Capturer des événements rapides comme les explosions de supernovas oblige la simulation à avancer par très petits pas, un processus si coûteux en calcul que modéliser un milliard d’années d’histoire galactique pourrait prendre des décennies.
Le raccourci de l’IA
Ce projet, une collaboration dirigée par le chercheur Keiya Hirashima au RIKEN Center for Interdisciplinary Theoretical and Mathematical Sciences (iTHEMS) au Japon, en partenariat avec des collègues de l’Université de Tokyo et de l’Université de Barcelone, a été présenté récemment à SC'25 (International Conference for High Performance Computing, Networking, Storage, and Analysis).

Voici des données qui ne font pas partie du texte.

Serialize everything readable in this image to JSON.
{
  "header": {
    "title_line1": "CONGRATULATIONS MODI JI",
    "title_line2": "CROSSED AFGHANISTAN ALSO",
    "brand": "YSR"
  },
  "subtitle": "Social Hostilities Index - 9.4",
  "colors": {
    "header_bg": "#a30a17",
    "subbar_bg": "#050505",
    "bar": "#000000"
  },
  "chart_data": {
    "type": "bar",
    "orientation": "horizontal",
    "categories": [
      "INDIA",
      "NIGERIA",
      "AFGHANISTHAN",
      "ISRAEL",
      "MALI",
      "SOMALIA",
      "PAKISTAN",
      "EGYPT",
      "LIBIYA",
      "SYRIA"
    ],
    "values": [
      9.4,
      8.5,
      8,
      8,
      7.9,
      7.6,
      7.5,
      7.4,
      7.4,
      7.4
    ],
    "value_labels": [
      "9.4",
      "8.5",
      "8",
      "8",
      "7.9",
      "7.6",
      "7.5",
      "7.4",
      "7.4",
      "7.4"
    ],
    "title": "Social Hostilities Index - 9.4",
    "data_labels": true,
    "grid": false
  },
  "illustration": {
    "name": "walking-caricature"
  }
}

L’équipe d’Hirashima a résolu ce problème en introduisant un modèle de substitution basé sur le deep learning. Entraînée sur des simulations haute résolution du comportement des supernovas, l’IA a appris à prédire comment le gaz se disperse au cours des 100 000 années qui suivent une explosion.
La simulation principale pouvait ensuite progresser beaucoup plus rapidement, tout en préservant le détail des événements de supernova individuels. L’approche a été validée à l’aide de données provenant du superordinateur japonais Fugaku et du système Miyabi de l’Université de Tokyo.

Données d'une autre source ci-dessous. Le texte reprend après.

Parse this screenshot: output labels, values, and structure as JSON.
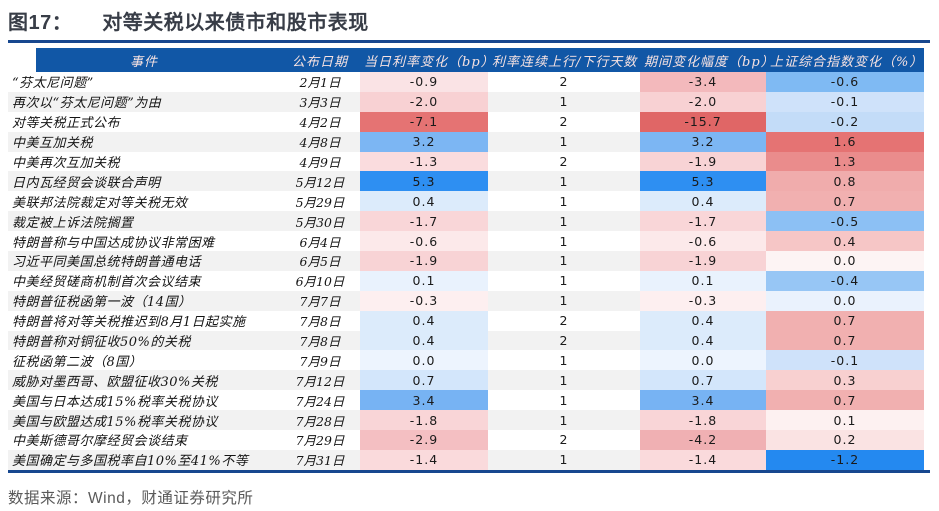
{
  "figure": {
    "label": "图17：",
    "title": "对等关税以来债市和股市表现"
  },
  "source_note": "数据来源：Wind，财通证券研究所",
  "colors": {
    "header_bg": "#1157a6",
    "header_text": "#f6e2e2",
    "rule_line": "#17478f",
    "zebra_stripe": "#f2f2f2",
    "rate_up_strong": "#2e8ff2",
    "rate_down_strong": "#e06666",
    "stock_up_strong": "#e57373",
    "stock_down_strong": "#2489f0"
  },
  "chart_data": {
    "type": "table",
    "title": "对等关税以来债市和股市表现",
    "columns": [
      "事件",
      "公布日期",
      "当日利率变化（bp）",
      "利率连续上行/下行天数",
      "期间变化幅度（bp）",
      "上证综合指数变化（%）"
    ],
    "rows": [
      {
        "event": "“芬太尼问题”",
        "date": "2月1日",
        "daily_bp": -0.9,
        "streak_days": 2,
        "period_bp": -3.4,
        "sse_pct": -0.6,
        "daily_bg": "#fae3e5",
        "period_bg": "#f3b9bc",
        "sse_bg": "#7fbaf3"
      },
      {
        "event": "再次以“芬太尼问题”为由",
        "date": "3月3日",
        "daily_bp": -2.0,
        "streak_days": 1,
        "period_bp": -2.0,
        "sse_pct": -0.1,
        "daily_bg": "#f8d1d3",
        "period_bg": "#f8d1d3",
        "sse_bg": "#cfe2fa"
      },
      {
        "event": "对等关税正式公布",
        "date": "4月2日",
        "daily_bp": -7.1,
        "streak_days": 2,
        "period_bp": -15.7,
        "sse_pct": -0.2,
        "daily_bg": "#e57373",
        "period_bg": "#e06666",
        "sse_bg": "#c3dcf8"
      },
      {
        "event": "中美互加关税",
        "date": "4月8日",
        "daily_bp": 3.2,
        "streak_days": 1,
        "period_bp": 3.2,
        "sse_pct": 1.6,
        "daily_bg": "#7cb6f3",
        "period_bg": "#7cb6f3",
        "sse_bg": "#e57373"
      },
      {
        "event": "中美再次互加关税",
        "date": "4月9日",
        "daily_bp": -1.3,
        "streak_days": 2,
        "period_bp": -1.9,
        "sse_pct": 1.3,
        "daily_bg": "#fadcde",
        "period_bg": "#f8d3d5",
        "sse_bg": "#ea8c8c"
      },
      {
        "event": "日内瓦经贸会谈联合声明",
        "date": "5月12日",
        "daily_bp": 5.3,
        "streak_days": 1,
        "period_bp": 5.3,
        "sse_pct": 0.8,
        "daily_bg": "#2e8ff2",
        "period_bg": "#2e8ff2",
        "sse_bg": "#f0acac"
      },
      {
        "event": "美联邦法院裁定对等关税无效",
        "date": "5月29日",
        "daily_bp": 0.4,
        "streak_days": 1,
        "period_bp": 0.4,
        "sse_pct": 0.7,
        "daily_bg": "#dcebfb",
        "period_bg": "#dcebfb",
        "sse_bg": "#f1b0b0"
      },
      {
        "event": "裁定被上诉法院搁置",
        "date": "5月30日",
        "daily_bp": -1.7,
        "streak_days": 1,
        "period_bp": -1.7,
        "sse_pct": -0.5,
        "daily_bg": "#f9d6d8",
        "period_bg": "#f9d6d8",
        "sse_bg": "#8cc0f4"
      },
      {
        "event": "特朗普称与中国达成协议非常困难",
        "date": "6月4日",
        "daily_bp": -0.6,
        "streak_days": 1,
        "period_bp": -0.6,
        "sse_pct": 0.4,
        "daily_bg": "#fce9ea",
        "period_bg": "#fce9ea",
        "sse_bg": "#f6c6c6"
      },
      {
        "event": "习近平同美国总统特朗普通电话",
        "date": "6月5日",
        "daily_bp": -1.9,
        "streak_days": 1,
        "period_bp": -1.9,
        "sse_pct": 0.0,
        "daily_bg": "#f8d3d5",
        "period_bg": "#f8d3d5",
        "sse_bg": "#fdf4f4"
      },
      {
        "event": "中美经贸磋商机制首次会议结束",
        "date": "6月10日",
        "daily_bp": 0.1,
        "streak_days": 1,
        "period_bp": 0.1,
        "sse_pct": -0.4,
        "daily_bg": "#e9f2fd",
        "period_bg": "#e9f2fd",
        "sse_bg": "#97c6f5"
      },
      {
        "event": "特朗普征税函第一波（14国）",
        "date": "7月7日",
        "daily_bp": -0.3,
        "streak_days": 1,
        "period_bp": -0.3,
        "sse_pct": 0.0,
        "daily_bg": "#fdeff0",
        "period_bg": "#fdeff0",
        "sse_bg": "#eaf2fd"
      },
      {
        "event": "特朗普将对等关税推迟到8月1日起实施",
        "date": "7月8日",
        "daily_bp": 0.4,
        "streak_days": 2,
        "period_bp": 0.4,
        "sse_pct": 0.7,
        "daily_bg": "#dcebfb",
        "period_bg": "#dcebfb",
        "sse_bg": "#f1b0b0"
      },
      {
        "event": "特朗普称对铜征收50%的关税",
        "date": "7月8日",
        "daily_bp": 0.4,
        "streak_days": 2,
        "period_bp": 0.4,
        "sse_pct": 0.7,
        "daily_bg": "#dcebfb",
        "period_bg": "#dcebfb",
        "sse_bg": "#f1b0b0"
      },
      {
        "event": "征税函第二波（8国）",
        "date": "7月9日",
        "daily_bp": 0.0,
        "streak_days": 1,
        "period_bp": 0.0,
        "sse_pct": -0.1,
        "daily_bg": "#edf4fe",
        "period_bg": "#edf4fe",
        "sse_bg": "#cfe2fa"
      },
      {
        "event": "威胁对墨西哥、欧盟征收30%关税",
        "date": "7月12日",
        "daily_bp": 0.7,
        "streak_days": 1,
        "period_bp": 0.7,
        "sse_pct": 0.3,
        "daily_bg": "#d3e6fb",
        "period_bg": "#d3e6fb",
        "sse_bg": "#f8d0d0"
      },
      {
        "event": "美国与日本达成15%税率关税协议",
        "date": "7月24日",
        "daily_bp": 3.4,
        "streak_days": 1,
        "period_bp": 3.4,
        "sse_pct": 0.7,
        "daily_bg": "#77b3f3",
        "period_bg": "#77b3f3",
        "sse_bg": "#f1b0b0"
      },
      {
        "event": "美国与欧盟达成15%税率关税协议",
        "date": "7月28日",
        "daily_bp": -1.8,
        "streak_days": 1,
        "period_bp": -1.8,
        "sse_pct": 0.1,
        "daily_bg": "#f9d5d7",
        "period_bg": "#f9d5d7",
        "sse_bg": "#fdf1f1"
      },
      {
        "event": "中美斯德哥尔摩经贸会谈结束",
        "date": "7月29日",
        "daily_bp": -2.9,
        "streak_days": 2,
        "period_bp": -4.2,
        "sse_pct": 0.2,
        "daily_bg": "#f4bfc2",
        "period_bg": "#f0b0b3",
        "sse_bg": "#fae3e3"
      },
      {
        "event": "美国确定与多国税率自10%至41%不等",
        "date": "7月31日",
        "daily_bp": -1.4,
        "streak_days": 1,
        "period_bp": -1.4,
        "sse_pct": -1.2,
        "daily_bg": "#fadadc",
        "period_bg": "#fadadc",
        "sse_bg": "#2489f0"
      }
    ]
  }
}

Le résultat est une simulation complète de la Voie lactée qui atteint une résolution au niveau des étoiles individuelles et s’exécute bien plus efficacement.
Un million d’années d’évolution galactique ne prend plus que 2,78 heures, ce qui signifie qu’un milliard d’années peut être simulé en environ 115 jours au lieu de 36 ans.
'Un véritable outil de découverte scientifique'
Si cette réalisation marque une étape majeure pour l’astrophysique, ses implications dépassent largement le domaine des sciences spatiales.
"Des méthodes similaires à la nôtre pourraient être appliquées aux simulations de la formation des structures cosmiques à grande échelle, de l’accrétion des trous noirs, ainsi qu’aux simulations de la météo, du climat et de la turbulence", précise l’étude.
Des méthodes hybrides mêlant IA et physique comme celle-ci pourraient accélérer considérablement ces modèles, les rendant potentiellement à la fois plus rapides et plus précis.
"Je pense que l’intégration de l’IA au calcul haute performance marque un changement fondamental dans la manière dont nous abordons les problèmes multiscalaires et multiphysiques dans l’ensemble des sciences du calcul", a déclaré Hirashima.
"Cette réussite montre également que les simulations accélérées par l’IA peuvent dépasser la simple reconnaissance de formes pour devenir un véritable outil de découverte scientifique, en nous aidant à retracer la façon dont les éléments qui ont formé la vie elle-même sont apparus au sein de notre galaxie", a-t-il ajouté.